This Article is From Nov 01, 2017

Route For Planned Bullet Train Loss-Making, 40% Seats Empty, Reveals RTI

32 Mail and Express trains between Mumbai to Ahmedabad have been incurring a loss of 14 crore and 31 trains from Mumbai to Ahmedabad have made losses of 15 crore.

The bullet train project will reduce travel time from Ahmedabad to Mumbai from eight to three hours

Mumbai: The Narendra Modi government may have grand plans for a Mumbai-Ahmedabad bullet train, but it seems like a loss making sector for the Indian Railways. A Right to Information or RTI query has revealed that over 40 per cent of seats on the bullet train route in the last three months have been going vacant and the losses on this sector have mounted to Rs 29.91 crore. 
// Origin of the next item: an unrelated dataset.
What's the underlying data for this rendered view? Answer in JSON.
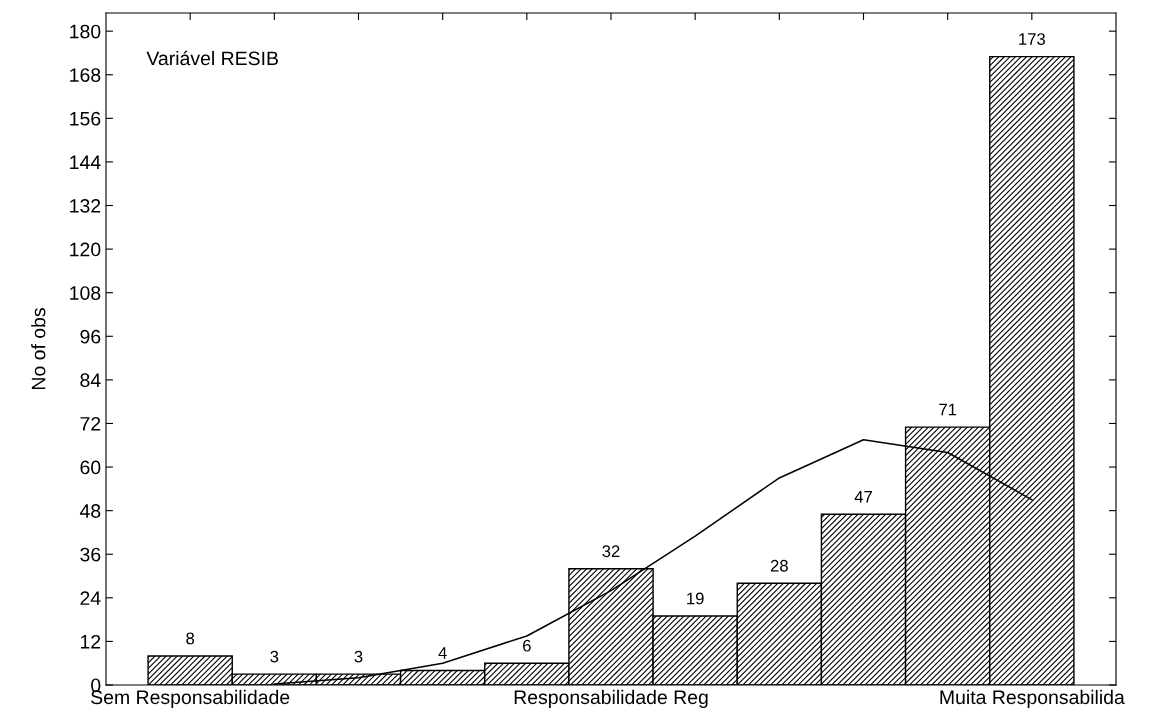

The commercial manager of Western Railways responded to the RTI query by a Mumbai-based activist, Anil Galgali, with details from July 1 to September 30.

32 Mail and Express trains between Mumbai to Ahmedabad have been incurring a loss of 14 crore and 31 trains from Mumbai to Ahmedabad have made losses of 15 crore.

According to the Ahmedabad division, no new trains have been proposed for this route and the 12009 Shatabdi - a chair car - is the most preferred train on the route but also managed to sell only half its seats over the last three months.  

The data shows that the maximum load of passengers taking trains are travelling sleeper class seats and many upper class seats are going vacant. 

Last month, PM Modi had hosted Japanese Prime Minister in his home state Gujarat where the two leaders had laid the foundation for the ambitious Rs 1.10 lakh crore bullet train project. Once the project is completed in 2023, the train is expected to run at an average speed of 250 km per hour, with a top speed of around 320 km per hour - more than double the maximum speed of the fastest train in India. It is likely to reduce the travel time between Ahmedabad and Mumbai from eight hours to a little over three hours.

The Congress has been one of the loudest critics of the bullet train project. Nationalist Congress Party chief Sharad Pawar had also questioned the wisdom of the high-speed train between Ahmedabad and Mumbai, calling it "impractical".